Loehmann's said it took this action after reaching agreement with Whippoorwill Associates, Inc., which represents approximately 70% of its senior secured notes, and its equity sponsor, Istithmar World, on the framework of a restructuring plan that will substantially reduce the company's debt and recapitalize its balance sheet.

The supporting noteholders have agreed, among other things, to vote in favor of the company's pre-negotiated plan and exchange their notes for common equity. In addition, Istithmar World and Whippoorwill have agreed, subject to the satisfaction of certain conditions, to invest an aggregate amount of $25 million in the Company upon its emergence from Chapter 11 in the form of a convertible preferred equity stake. 

Under the terms of the restructuring support agreement between the parties, Series A noteholders would receive approximately 42.4% of the reorganized equity, Series B holders will receive 8.6% of the reorganized equity and new investors will receive 49.1% of the reorganized equity, all on a fully converted basis, subject to dilution for any new equity issued as part of a management incentive plan.  The recovery to unsecured creditors is not estimated at this time pending the filing of claims by such creditors.

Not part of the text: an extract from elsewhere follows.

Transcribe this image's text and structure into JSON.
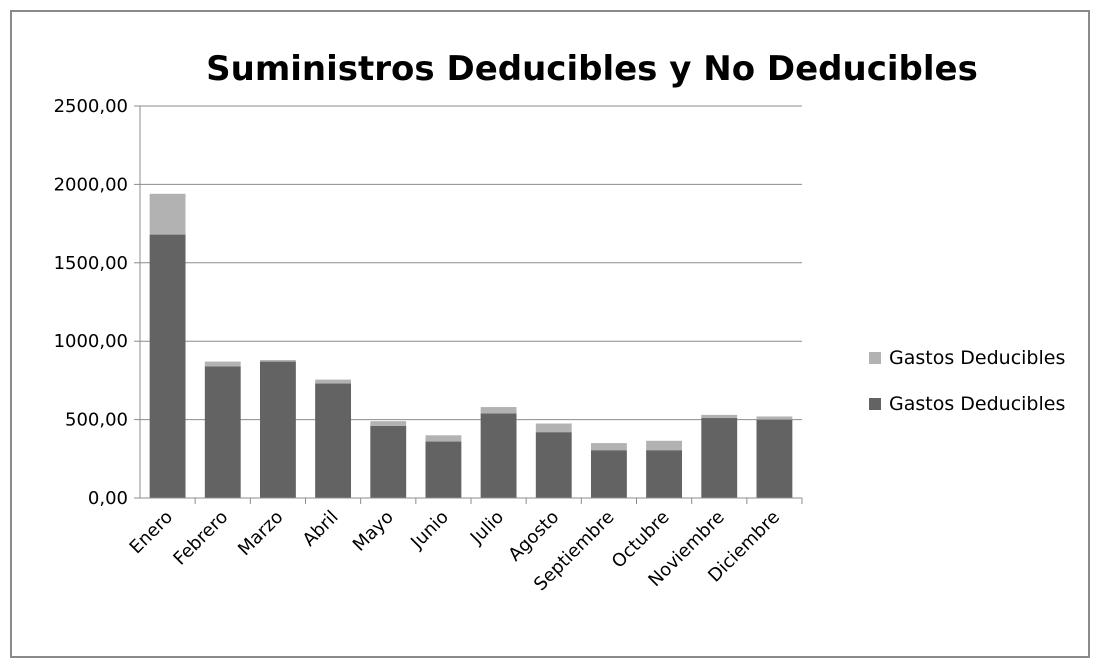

In addition, Loehmann's has obtained a commitment from its existing credit facility lender, Crystal Financial, to provide a $45 million debtor-in-possession financing facility. The company expects to complete its pre-arranged restructuring and emerge from Chapter 11 during the first quarter of 2011.  The proposed Chapter 11 restructuring is subject to a number of conditions, including execution of definitive documentation, receipt of necessary creditor votes and approval by the bankruptcy court.

Given these capital commitments, the company will have sufficient liquidity and the financial flexibility to fund daily operations without interruption, including payments to essential vendors, customers and employee obligations.

The company has hired Perella Weinberg Partners as its investment banking financial advisor, Togut, Segal & Segal LLP as Chapter 11 counsel, and Clear Thinking Group as operational consultants to assist in its restructuring efforts.